“We’re hoping that we can get a defenceman signed through college free agency,” said Canucks GM Jim Benning on Monday. A day later, those hopes were affirmed, as they inked Princeton defenceman Josh Teves to a one-year contract.
That one year, incidentally, is this year. According to Benning, he could only be signed to a one-year Entry Level Contract because of his age. That means the 24-year-old Teves will become a Restricted Free Agent in the summer and will need a new contract before next season.
Teves will join the Canucks immediately and could actually make his Canucks debut before Quinn Hughes, who signed earlier this week but is recuperating an ankle injury.
As might be expected, Benning is high on his new signing.
“He’s a smart two-way defenceman; always makes good decisions with the puck,” he said in a phone interview with Province reporter Patrick Johnston. “A good passer. He’s a little bit older, so physically he’s mature.”
At 24, Teves should be hitting the prime of his career, but he’s always been a late bloomer.
“I went to a really academic-focused school in Calgary and it wasn't until later in life that I got into more competitive hockey,” he said back in 2015 before heading to Princeton. “I was cut from teams plenty of times, which made me just push that much harder to play at that high level.”
Teves didn’t even play Junior A hockey until he was 19, when he joined the Merritt Centennials in the BCHL. Before that, he played Junior B hockey at 18, and was still in Midget AAA in his draft year. That’s not the typical path of a high-level prospect with NHL aspirations, but he attracted the attention of Princeton University when he tallied 33 points in 57 games with the Centennials.
At Princeton, Teves quickly established himself as a key part of the Tigers defence and truly took off in his sophomore season.
“I’ve never covered a player who’s had a steeper or more incredible development curve than Josh Teves,” tweeted Jashvina Shah, who covered Princeton hockey when Teves was recruited. “Coming out of juniors, no one really wanted him that much.”

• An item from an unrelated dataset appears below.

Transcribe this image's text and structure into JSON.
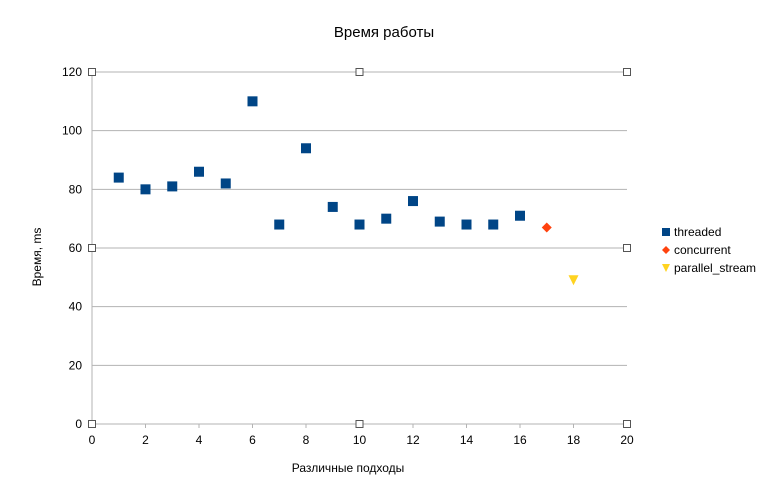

That certainly changed. In his junior year, Teves tallied 33 points in 31 games and attracted some serious NHL attention. The Canucks took interest, inviting him to their 2018 prospect development camp.

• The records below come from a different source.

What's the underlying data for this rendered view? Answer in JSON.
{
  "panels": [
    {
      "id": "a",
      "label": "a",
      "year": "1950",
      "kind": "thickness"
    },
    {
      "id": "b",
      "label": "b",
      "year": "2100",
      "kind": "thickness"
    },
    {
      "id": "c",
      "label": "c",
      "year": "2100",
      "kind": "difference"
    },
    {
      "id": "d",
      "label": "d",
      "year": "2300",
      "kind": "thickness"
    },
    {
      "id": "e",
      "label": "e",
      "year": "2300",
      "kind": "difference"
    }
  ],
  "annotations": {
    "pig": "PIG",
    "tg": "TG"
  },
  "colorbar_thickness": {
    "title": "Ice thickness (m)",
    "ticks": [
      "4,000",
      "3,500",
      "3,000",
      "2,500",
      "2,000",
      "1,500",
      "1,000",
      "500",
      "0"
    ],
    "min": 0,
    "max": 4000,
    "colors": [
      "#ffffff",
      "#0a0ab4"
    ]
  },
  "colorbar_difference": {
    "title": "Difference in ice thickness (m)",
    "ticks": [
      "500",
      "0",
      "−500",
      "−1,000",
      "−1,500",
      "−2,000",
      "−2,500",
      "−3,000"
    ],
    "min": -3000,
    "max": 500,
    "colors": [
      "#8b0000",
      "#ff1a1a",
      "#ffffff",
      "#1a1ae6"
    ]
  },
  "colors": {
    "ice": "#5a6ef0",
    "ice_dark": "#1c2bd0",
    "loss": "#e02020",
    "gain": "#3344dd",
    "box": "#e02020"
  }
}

“It is such a neat story because he hasn't always been the top recruit or the best prospect,” said his Junior A head coach Luke Pierce. “He is a late-bloomer and nothing has been easy for him. He had to take the back roads to get to where he is and at the end of the day he reached the level he always wanted.”

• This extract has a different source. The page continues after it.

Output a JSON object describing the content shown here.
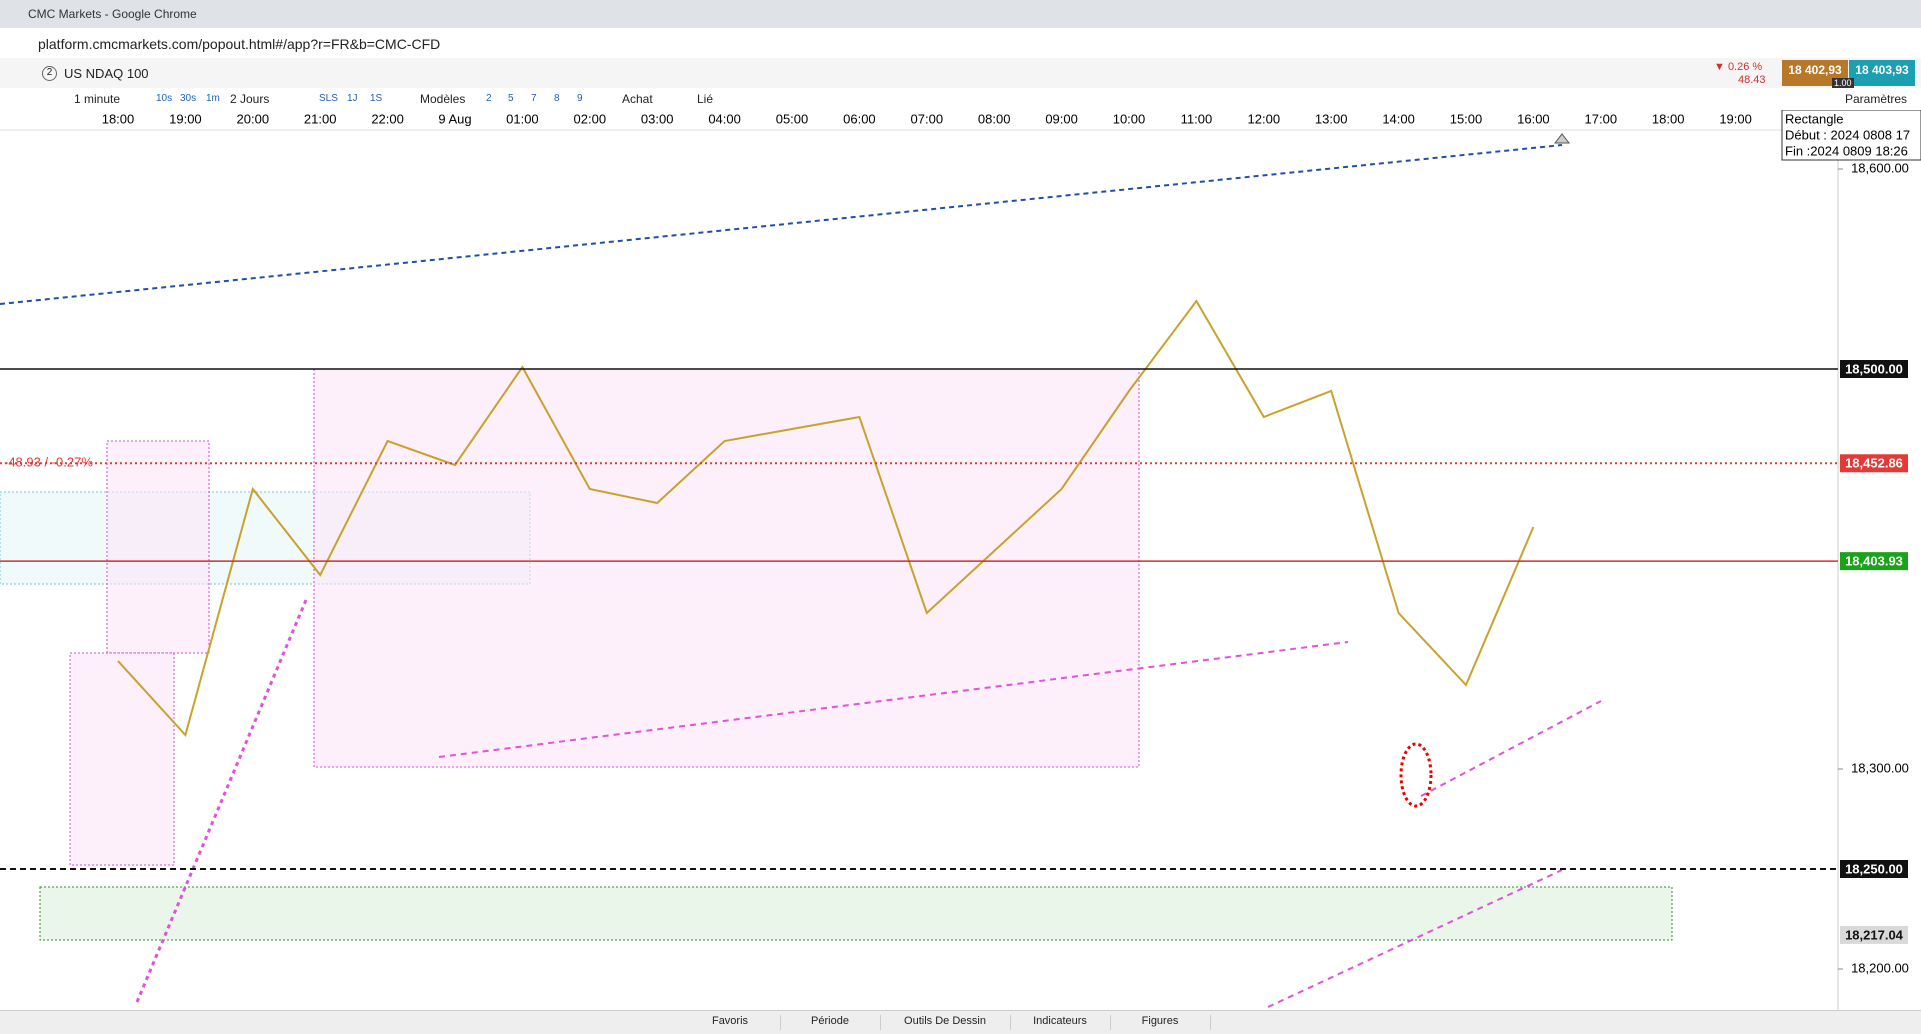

While his production declined in his senior season, with just 20 points in 30 games for a struggling Princeton team, Teves still clearly had the eye of Canucks scouts.
Teves stands out thanks to his excellent skating, which helps him at both ends of the ice. He also has superb vision, which aided him in breaking the all-time assists record for a Princeton defenceman this past season, after already setting the single-season assist record as a junior.
Teves seems tailor-made for the modern NHL, with a game built on speed, aggressive reads, and attacking in transition.
“Our whole style is to jump into holes and create offense," said Teves last year. "We have been given a lot of space and opportunities, as defencemen, to jump into the rush and jump into plays. Obviously, playing with some pretty special forwards, they make it easy. If you give them the puck, they make you look good and it is a lot of fun.”
The Canucks now hope that his game will translate to the NHL and that he can be part of a new wave of defencemen that refreshes the Canucks’ blue line. They will be thrilled if Teves can follow in the footsteps of another Canuck defenceman that signed as a college free agent: Troy Stecher.